Frenchman Alaphilippe keeps his men’s world title explosively
LEUVEN, Belgium, Sept.26 (Reuters) – France’s Julian Alaphilippe retained his men’s road race title at the cycling world championships after attacking relentlessly in the final, crowning a remarkable team performance on Sunday.
Alaphilippe took the decisive step in the short climb to Sint Antoniusberg 17km from the line and never looked back, becoming only the seventh rider to win back-to-back titles.
Alaphilippe reaped the rewards of the team’s tactics after the French scrambled the race throughout the race to exhaust their opponents, especially the Belgians, whose favorite Wout van Aert ended up empty-handed.
It was also Alaphilippe’s instinct that made the difference, beating the Dutchman Dylan van and the Dane Michael Valgren, who came in second and third respectively.
“In the final the fans asked me to slow down and they didn’t have any kind words … I want to thank them because it really motivated me,” said the 29-year-old, who has also won solo in Imola, Italy last year.
“I just wanted to shake it up, I didn’t think it would end up sticking.”
While the first French attacks were part of the plan, Alaphilippe’s late moves were not.
DISAPPOINTING VAN AERT
“I told Julian to follow the attacks and then block. He did the opposite, he attacked several times on his own. So it was his instinct that spoke. He scared me anyway, the stupid, “said team manager Thomas Voeckler.
Benoit Cosnefroy was the first notable rider to attack with 180 km remaining, aiming to wear down his rivals and avoid a sprint finish that would have favored the Dutchman Mathieu van der Poel, Van Aert or the Italian Sonny Colbrelli.

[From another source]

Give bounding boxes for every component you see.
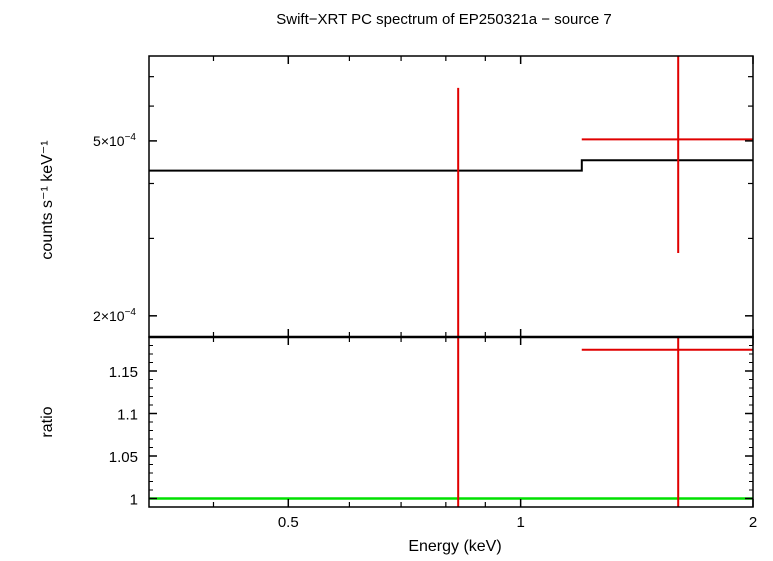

It was then Valentin Madouas who picked up the pace and formed a group of ten breakaways including the prodigiously talented Remco Evenepoel, 21 years old.
But the young Belgian sacrificed his own chances for Van Aert, who just didn’t have the legs to follow Alaphilippe when it counted and finished in a disappointing 11th.

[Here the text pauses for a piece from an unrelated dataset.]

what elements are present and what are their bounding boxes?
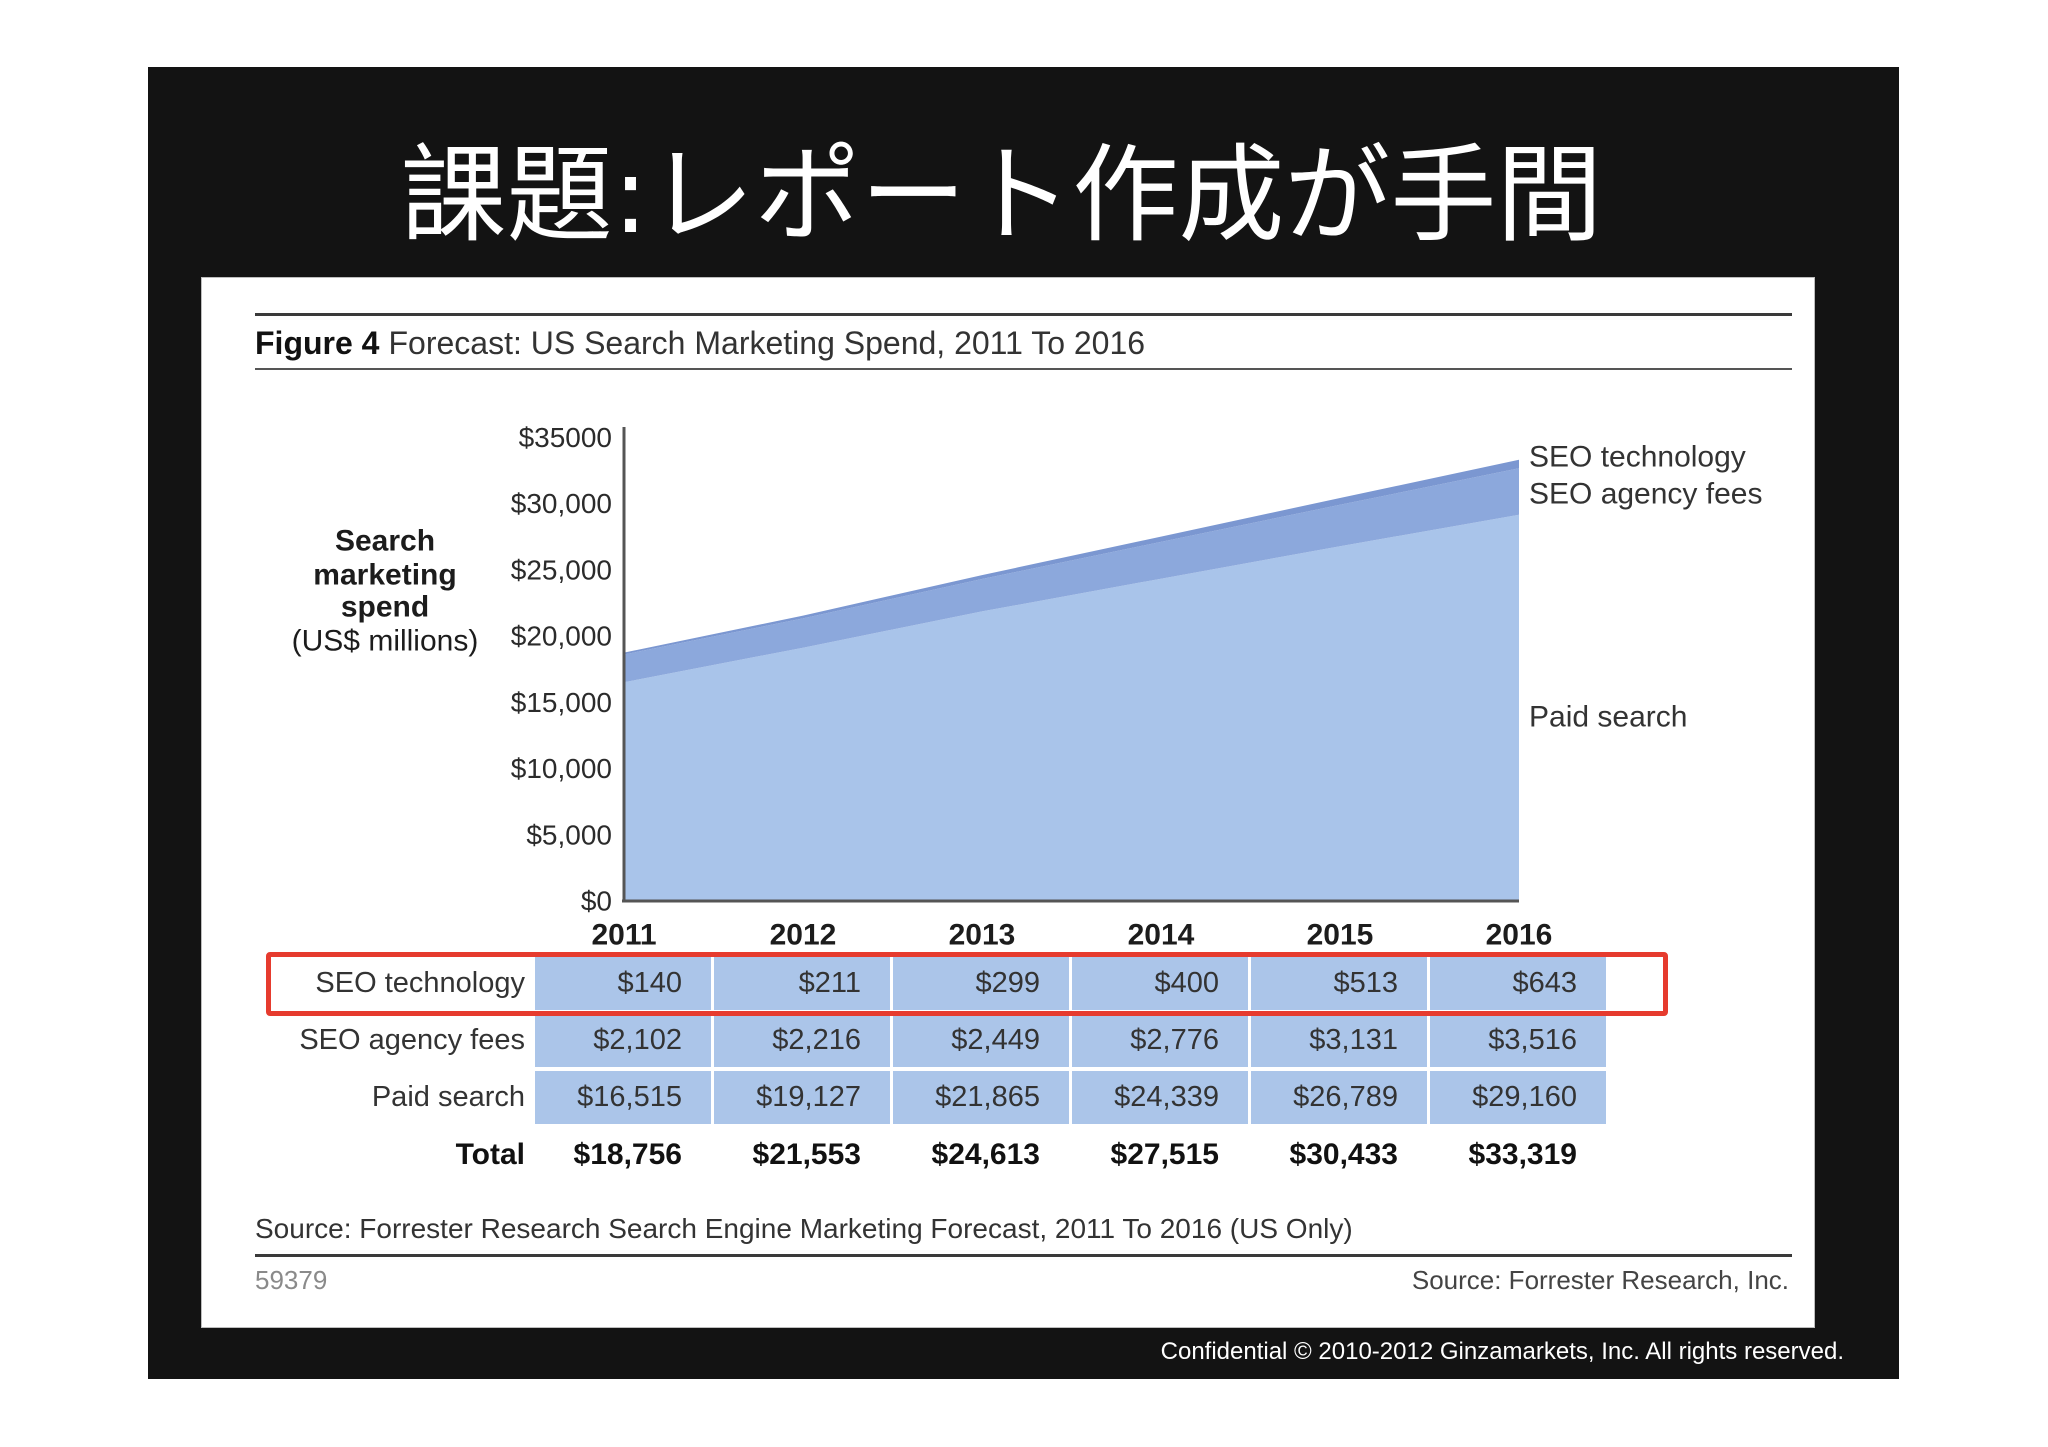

Alaphilippe, who had already attacked earlier, attempted to go solo up the hill of Wijnpress but the move was foiled and when he went to Sint Antoniusberg again the group of favorites fell apart.

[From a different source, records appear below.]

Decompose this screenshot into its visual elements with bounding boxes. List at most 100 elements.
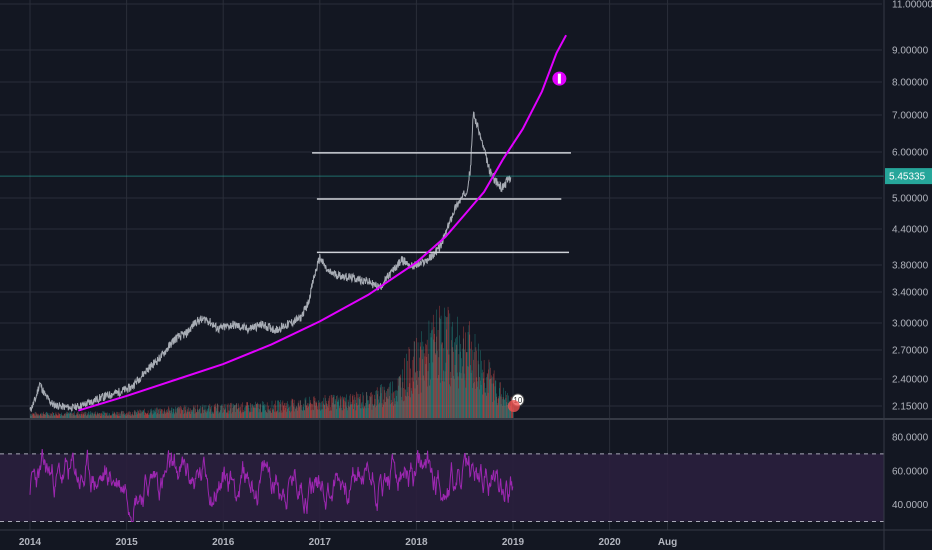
volume-bar <box>42 413 44 418</box>
volume-bar <box>76 414 77 418</box>
volume-bar <box>346 408 348 418</box>
volume-bar <box>208 405 209 418</box>
volume-bar <box>126 413 127 418</box>
volume-bar <box>378 404 380 418</box>
volume-bar <box>339 406 340 418</box>
volume-bar <box>127 414 128 418</box>
volume-bar <box>503 399 505 418</box>
volume-bar <box>119 415 120 418</box>
volume-bar <box>347 410 348 418</box>
volume-bar <box>506 404 508 418</box>
volume-bar <box>156 407 158 418</box>
volume-bar <box>354 403 355 418</box>
volume-bar <box>32 413 34 418</box>
volume-bar <box>281 402 283 418</box>
volume-bar <box>365 408 367 418</box>
volume-bar <box>149 412 150 418</box>
volume-bar <box>249 403 251 418</box>
volume-bar <box>329 407 331 418</box>
volume-bar <box>209 409 211 418</box>
volume-bar <box>326 400 328 418</box>
volume-bar <box>45 412 46 418</box>
volume-bar <box>70 413 72 418</box>
curve-line[interactable] <box>78 34 567 412</box>
volume-bar <box>188 407 190 418</box>
current-price-tag <box>885 168 932 185</box>
volume-bar <box>394 398 395 418</box>
volume-bar <box>322 401 323 418</box>
volume-bar <box>143 410 145 418</box>
horizontal-levels[interactable] <box>312 152 571 254</box>
volume-bar <box>79 415 81 418</box>
volume-bar <box>106 412 108 418</box>
volume-bar <box>127 414 129 418</box>
volume-bar <box>253 406 255 418</box>
volume-bar <box>310 402 311 418</box>
volume-bar <box>492 373 494 418</box>
volume-bar <box>351 404 352 418</box>
volume-bar <box>214 404 215 418</box>
volume-bar <box>475 347 477 418</box>
volume-bar <box>117 413 119 418</box>
volume-bar <box>135 411 136 418</box>
volume-bar <box>103 411 105 418</box>
volume-bar <box>262 405 264 418</box>
volume-bar <box>377 394 378 418</box>
volume-bar <box>169 411 170 418</box>
volume-bar <box>352 394 354 418</box>
volume-bar <box>469 334 471 418</box>
volume-bar <box>121 410 122 418</box>
volume-bar <box>460 373 462 418</box>
volume-bar <box>486 377 488 418</box>
volume-bar <box>218 413 219 418</box>
volume-bar <box>53 412 54 418</box>
volume-bar <box>469 348 471 418</box>
volume-bar <box>289 406 290 418</box>
curve-series[interactable]: 10 <box>78 34 567 412</box>
volume-bar <box>266 412 268 418</box>
volume-bar <box>233 406 235 418</box>
volume-bar <box>36 414 37 418</box>
volume-bar <box>169 409 171 418</box>
volume-bar <box>51 415 53 418</box>
volume-bar <box>457 376 459 418</box>
volume-bar <box>486 373 488 418</box>
volume-bar <box>393 405 395 418</box>
volume-bar <box>229 404 231 418</box>
volume-bar <box>311 403 312 418</box>
volume-bar <box>467 366 468 418</box>
volume-bar <box>151 408 152 418</box>
volume-bar <box>74 415 76 418</box>
x-tick-label: 2014 <box>19 537 42 548</box>
volume-bar <box>384 402 386 418</box>
volume-bar <box>206 411 208 418</box>
volume-bar <box>143 409 144 418</box>
volume-bar <box>33 413 34 418</box>
volume-bar <box>129 415 130 418</box>
volume-bar <box>56 413 57 418</box>
volume-bar <box>246 402 247 418</box>
volume-bar <box>480 350 481 418</box>
volume-bar <box>198 411 199 418</box>
volume-bar <box>411 390 412 418</box>
volume-bar <box>82 411 84 418</box>
volume-bar <box>76 411 78 418</box>
volume-bar <box>302 409 304 418</box>
volume-bar <box>283 410 285 418</box>
volume-bar <box>340 397 342 418</box>
volume-bar <box>231 403 233 418</box>
volume-bar <box>195 409 196 418</box>
volume-bar <box>438 357 440 418</box>
volume-bar <box>187 411 188 418</box>
volume-bar <box>397 378 399 418</box>
volume-bar <box>356 402 358 418</box>
volume-bar <box>37 413 39 418</box>
volume-bar <box>380 393 382 418</box>
axis-labels: 2014 2015 2016 2017 2018 2019 2020 Aug 11.00000 9… <box>19 0 932 548</box>
volume-bar <box>500 404 502 418</box>
volume-bar <box>459 351 461 418</box>
volume-bar <box>59 413 61 418</box>
volume-bar <box>99 413 100 418</box>
volume-bar <box>223 404 225 418</box>
volume-bar <box>215 403 216 418</box>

Four men – Van Baarle, Valgren, Belgian Jasper Stuyven and American Neilson Powless – were 10 seconds behind and it looked like Alaphilippe would be caught. But the Frenchman regained his second wind in the finals, stepping away to become the first man to retain his title since Slovakian Peter Sagan won his third consecutive rainbow jersey in 2017.
“I came here relaxed, knowing that I had good legs. But I didn’t even dream of winning a rainbow jersey again,” said Alaphilippe after the 268.3 km race between Antwerp and Leuven .
Only 68 of the 180 starters completed the course, which was marred by early crashes that also ended 2019 champion Mads Pedersen’s chances.
Report by Julien Pretot; Editing by Hugh Lawson
Our Standards: The Thomson Reuters Trust Principles.